Offering the highest number of PhD degrees in French is the province of Quebec. The universities are: Concordia University (English), HEC Montréal (French), Université Laval (French), McGill University (English), Université de Montréal (French), Ecole Polytechnique de Montréal (French), Université de Quebéc (ten campuses; all courses in French) and Université de Sherbrooke (French).
In the province of Saskatchewan, the University of Regina and the University of Saskatchewan offer PhD degrees.
Canadian Universities Ranking
The universities in Canada are world leaders in their fields and areas of expertise and fare well in the Canadian rankings of the top universities. To find more about the rankings, follow the links below:
Structure of PhD in Canada
PhD is generally the last qualification that a person receives after graduation and masters. Most of the doctoral courses require three years of extensive study and research, though some students might take up to six years to complete their degrees.
An academic year in Canada is generally from September to April, though the actual course dates might vary from institute to institute. The Canadian PhDs are more extensive and more like the ones offered in the United Kingdom than those in the United States. The courses focus on research methodology, techniques, practical principles, and publications, presentations, and teaching training. Some Canadian PhDs also help the students in internships and placements later on.
The PhD is generally completed under the supervision of an academic supervisor who will be an expert in the subject but wouldn't have researched your research topic. The primary criterion for completing your research and degree will be publishing and completing your research thesis.

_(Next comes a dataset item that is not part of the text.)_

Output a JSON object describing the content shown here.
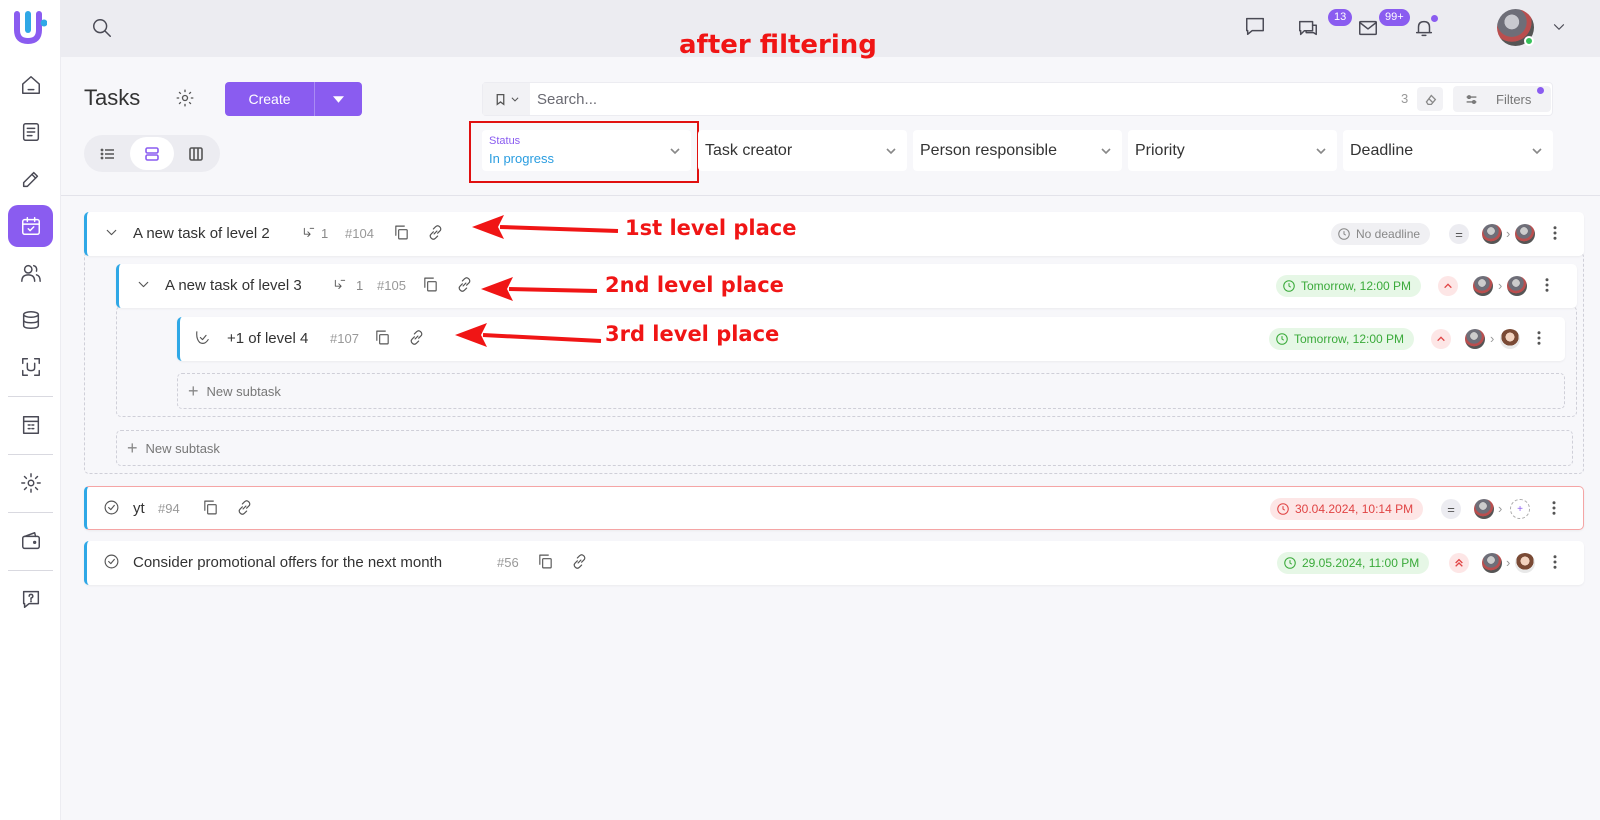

Some of the institutions and universities offer a co-tutored or cotutelle program. It is nothing but a collaborative program with one or the other partner university the institute might have. It involves the students completing their PhD from two different universities, both of which are involved in the examining and the final awarding the PhD to the student. This program is specific to a student's project, and thus works more like a joint PhD.
Upon completing and submitting your thesis, a panel of experts will judge your dissertation, followed by an oral viva. The evaluation is based on the quality and the originality of your thesis and the presentation that might follow your oral viva. Some Canadian programs also include exams and coursework before the actual submission. The satisfactory completion of all these parameters determines your final result, and if the examiners are satisfied, you will be awarded your PhD.
The tuition fee of your PhD depends upon your institution and the province. It also depends on how structured the program is and the kind of classes, assessments and research involved. Some universities have taken up some fee-related initiatives for foreign PhD applicants. The University of Toronto has started charging the same fee to its national and international students, and Brock University has begun to fully cover the fees of all the international students by way of fellowships.
Funding and Scholarships
The following are the scholarships and funding options available for the international students who wish to pursue their PhD from Canada.
• Queen Elizabeth II Diamond Jubilee Scholarships
• IDRC Doctoral Research Awards
• IDRC Research Awards
• Trudeau Doctoral Scholarships
• Vanier Canada Graduate Scholarships
Besides the scholarships mentioned above, some additional scholarships might be offered by the university itself.
Many universities in Canada also offer their students options like Graduate Teaching Assistantship. It involves the student teaching during the tenure of their course and either receiving a salary or having a part of their fee waived off. And even though this will be rewarding financially and career-wise, it will be more taxing and time-consuming.
Applying for a PhD
The basic minimum requirement for a PhD is generally a Master's Degree. Though some universities might let you jump straight from an undergraduate degree to a doctorate, but then will extend the standard length of your PhD to cover up the required Master's training. Many people apply for a PhD in Canada every year, and the seats are limited. As a result, the competition is high, and all your previous examinations and grades are carefully examined before they accept you to their university.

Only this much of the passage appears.